Malemayn stretched, the metal bracelets clattering down his arms. “Flip me copies, too, will you, Hal? We got Chattan his fees back, but the lead-judge continued the case. Wakelevedy said he’d send the voucher first thing in the morning.”
“And the minute Chattan gets the money, 3e’ll be off home,” Haliday said, bitterly. “I don’t suppose there’s any way we could hold onto the money until the next hearing.”
“No,” Warreven said, and sighed as a list of files filled his screen.
“This isn’t the case, Hal,” Malemayn said, not ungently.
“This is a case we could’ve won.” Haliday glared at the screen. “Who was the lead-judge? Archer Stane?”
Malemayn nodded.
“Damn the Stanes, singly and collectively, to all seven hells in succession,” Haliday said. Ȝe ran a hand through 3er short hair. “Even Archer would’ve had to give us this one. It was perfect, damn it, poor hard-working, modest-living halving from the Equatoriale gets tricked into whoring in Bonemarche, and by a reputable brokerage, no less—we couldn’t lose. And it would have called the whole structure of the trade into question, let everybody know that the White Stanes are backing it. So of course Archer continued it.”
“We won’t win this kind of case until we get somebody from Bonemarche to complain,” Malemayn said.
“And we won’t win this kind of case if it’s a Bonemarche whore complaining,” Haliday retorted.
It was an old argument, and Warreven looked back to his screen, jabbed halfheartedly at the list of files to open one at random. Over the last two calendar-years, the partnership seemed to have been spending more and more of its time dealing with the fallout of the off-world sex trade, with the full-time prostitutes and the part-time marijaks and marianjs who worked the harborside, and with the off-worlders and wry-abed indigenes who patronized them. Temelathe preferred to turn a blind eye to the business—as long as he got his discreet share of the bar and dance-house profits, he didn’t care who went there, or for what—but at the same time he had to stay on good terms with the Colonial Committee and the Interstellar Disease Control Agency, who existed to regulate trade. At the same time, most of the pharmaceutical companies, from the Big Six down to the smallest pony-shows, turned a blind eye to their employees’ thriving sideline in the residence and travel permits that were the other side of trade. And Hara was dependent on the pharmaceuticals for all of its hard-cash income. It was not, Warreven admitted silently, an easy situation for Temelathe, but it was a lot harder on the wry-abed.
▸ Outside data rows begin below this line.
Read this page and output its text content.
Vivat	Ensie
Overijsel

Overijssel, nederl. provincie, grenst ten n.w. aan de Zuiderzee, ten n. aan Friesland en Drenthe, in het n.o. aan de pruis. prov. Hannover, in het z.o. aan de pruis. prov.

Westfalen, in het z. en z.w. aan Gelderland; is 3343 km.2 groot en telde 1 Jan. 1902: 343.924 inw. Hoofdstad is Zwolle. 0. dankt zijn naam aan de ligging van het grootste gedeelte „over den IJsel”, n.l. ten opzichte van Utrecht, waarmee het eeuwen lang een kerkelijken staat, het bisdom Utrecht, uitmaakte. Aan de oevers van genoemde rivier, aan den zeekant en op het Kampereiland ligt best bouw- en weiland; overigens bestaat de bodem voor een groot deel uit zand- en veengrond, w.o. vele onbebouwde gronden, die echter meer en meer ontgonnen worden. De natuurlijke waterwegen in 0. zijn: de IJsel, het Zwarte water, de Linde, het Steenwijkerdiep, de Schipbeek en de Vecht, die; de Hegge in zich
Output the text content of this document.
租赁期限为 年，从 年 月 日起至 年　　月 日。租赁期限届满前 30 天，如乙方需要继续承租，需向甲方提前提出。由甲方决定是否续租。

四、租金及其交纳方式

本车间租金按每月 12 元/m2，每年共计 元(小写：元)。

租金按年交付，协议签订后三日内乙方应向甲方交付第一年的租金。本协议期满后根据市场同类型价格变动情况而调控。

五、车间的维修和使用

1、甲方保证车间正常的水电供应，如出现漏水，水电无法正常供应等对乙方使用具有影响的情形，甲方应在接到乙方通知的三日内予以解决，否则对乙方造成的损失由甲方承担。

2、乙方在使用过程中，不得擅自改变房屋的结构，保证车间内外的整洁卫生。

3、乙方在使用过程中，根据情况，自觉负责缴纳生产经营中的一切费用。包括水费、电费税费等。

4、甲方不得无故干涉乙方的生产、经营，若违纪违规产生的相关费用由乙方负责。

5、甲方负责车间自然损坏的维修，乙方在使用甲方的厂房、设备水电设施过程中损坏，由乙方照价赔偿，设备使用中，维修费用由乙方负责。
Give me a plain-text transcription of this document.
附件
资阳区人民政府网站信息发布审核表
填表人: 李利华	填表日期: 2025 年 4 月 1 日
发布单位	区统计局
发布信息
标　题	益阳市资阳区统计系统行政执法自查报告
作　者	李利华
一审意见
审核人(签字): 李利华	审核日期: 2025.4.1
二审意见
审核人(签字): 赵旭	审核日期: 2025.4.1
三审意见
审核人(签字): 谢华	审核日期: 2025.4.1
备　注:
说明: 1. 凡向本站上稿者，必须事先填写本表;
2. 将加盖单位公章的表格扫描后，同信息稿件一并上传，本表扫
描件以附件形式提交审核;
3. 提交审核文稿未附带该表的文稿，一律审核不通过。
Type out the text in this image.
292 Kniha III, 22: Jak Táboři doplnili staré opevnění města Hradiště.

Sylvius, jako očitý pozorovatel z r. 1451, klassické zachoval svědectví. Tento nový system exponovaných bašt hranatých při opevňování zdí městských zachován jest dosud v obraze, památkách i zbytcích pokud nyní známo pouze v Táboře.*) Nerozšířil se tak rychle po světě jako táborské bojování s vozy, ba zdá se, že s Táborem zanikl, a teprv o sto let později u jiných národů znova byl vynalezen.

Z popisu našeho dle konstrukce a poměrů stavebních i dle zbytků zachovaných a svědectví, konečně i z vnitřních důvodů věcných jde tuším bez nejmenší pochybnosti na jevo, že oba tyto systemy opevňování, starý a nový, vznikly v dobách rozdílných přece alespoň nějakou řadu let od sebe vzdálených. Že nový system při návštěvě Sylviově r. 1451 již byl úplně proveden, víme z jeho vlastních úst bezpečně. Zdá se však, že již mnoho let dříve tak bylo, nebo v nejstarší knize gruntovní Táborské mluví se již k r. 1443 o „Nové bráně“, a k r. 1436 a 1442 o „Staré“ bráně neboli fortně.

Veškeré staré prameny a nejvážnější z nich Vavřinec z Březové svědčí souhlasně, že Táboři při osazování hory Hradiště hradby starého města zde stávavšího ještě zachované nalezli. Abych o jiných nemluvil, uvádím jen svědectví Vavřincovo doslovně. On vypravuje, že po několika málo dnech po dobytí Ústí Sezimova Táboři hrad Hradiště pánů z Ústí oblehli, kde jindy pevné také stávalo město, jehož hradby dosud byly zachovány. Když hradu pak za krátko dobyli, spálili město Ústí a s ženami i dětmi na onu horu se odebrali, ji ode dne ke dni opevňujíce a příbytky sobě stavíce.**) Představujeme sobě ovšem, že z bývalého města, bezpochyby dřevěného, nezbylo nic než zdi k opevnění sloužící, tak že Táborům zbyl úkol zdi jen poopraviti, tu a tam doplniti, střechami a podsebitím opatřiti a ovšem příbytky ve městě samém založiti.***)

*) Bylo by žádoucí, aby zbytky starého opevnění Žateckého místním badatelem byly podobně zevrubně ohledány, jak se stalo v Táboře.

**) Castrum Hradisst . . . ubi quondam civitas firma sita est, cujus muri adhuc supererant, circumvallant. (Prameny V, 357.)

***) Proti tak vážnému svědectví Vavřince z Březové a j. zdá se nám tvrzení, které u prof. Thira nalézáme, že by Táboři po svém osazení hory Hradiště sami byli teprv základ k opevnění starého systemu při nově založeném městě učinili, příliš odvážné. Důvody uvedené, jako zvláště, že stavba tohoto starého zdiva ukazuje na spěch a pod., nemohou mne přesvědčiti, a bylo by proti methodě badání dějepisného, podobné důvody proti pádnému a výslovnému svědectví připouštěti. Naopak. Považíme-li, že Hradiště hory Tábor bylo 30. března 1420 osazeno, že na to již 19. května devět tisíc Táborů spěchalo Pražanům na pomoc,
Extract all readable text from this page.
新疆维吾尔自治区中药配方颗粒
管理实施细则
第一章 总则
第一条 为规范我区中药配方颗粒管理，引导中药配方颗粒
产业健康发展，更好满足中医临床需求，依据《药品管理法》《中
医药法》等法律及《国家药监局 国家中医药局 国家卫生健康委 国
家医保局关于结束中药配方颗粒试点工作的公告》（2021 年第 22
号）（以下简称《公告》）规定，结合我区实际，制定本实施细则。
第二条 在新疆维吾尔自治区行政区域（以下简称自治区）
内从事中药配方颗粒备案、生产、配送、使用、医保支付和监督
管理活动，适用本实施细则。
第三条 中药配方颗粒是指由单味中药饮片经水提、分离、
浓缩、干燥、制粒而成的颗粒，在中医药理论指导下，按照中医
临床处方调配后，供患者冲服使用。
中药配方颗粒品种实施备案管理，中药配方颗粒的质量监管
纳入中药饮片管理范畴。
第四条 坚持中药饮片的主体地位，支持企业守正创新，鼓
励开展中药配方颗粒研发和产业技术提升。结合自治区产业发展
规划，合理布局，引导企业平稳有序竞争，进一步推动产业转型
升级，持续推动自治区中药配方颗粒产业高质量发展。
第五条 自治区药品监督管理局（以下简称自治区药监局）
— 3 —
Malemayn and Haliday were still arguing, voices low enough to ignore, and Warreven fixed his attention on the open file on the screen in front of him. It was an application-to-emigrate for someone named Destany Casnot, herm passing for male—a Black Casnot rather than a Blue, which made him distant kin; Casnot, like most of the large clans, was split between two Watches—and he paged quickly through the file, looking for the inevitable problems. The partnership didn’t get the easy cases; if this had been a straightforward emigration case, it would have gone to ColCom without the need for legal backing. Sure enough, the person sponsoring the application was listed as Sera Timban ’Aukai, who called herself Destany’s common-law wife. He knew ’Aukai, all right: all of the wry-abed did. She had for years managed an import service just off the Soushill Road, where indigenes looking for trade could sell or pawn traditional goods and find safe introductions. And now she was ready to leave Hara and wanted to take a current lover with her.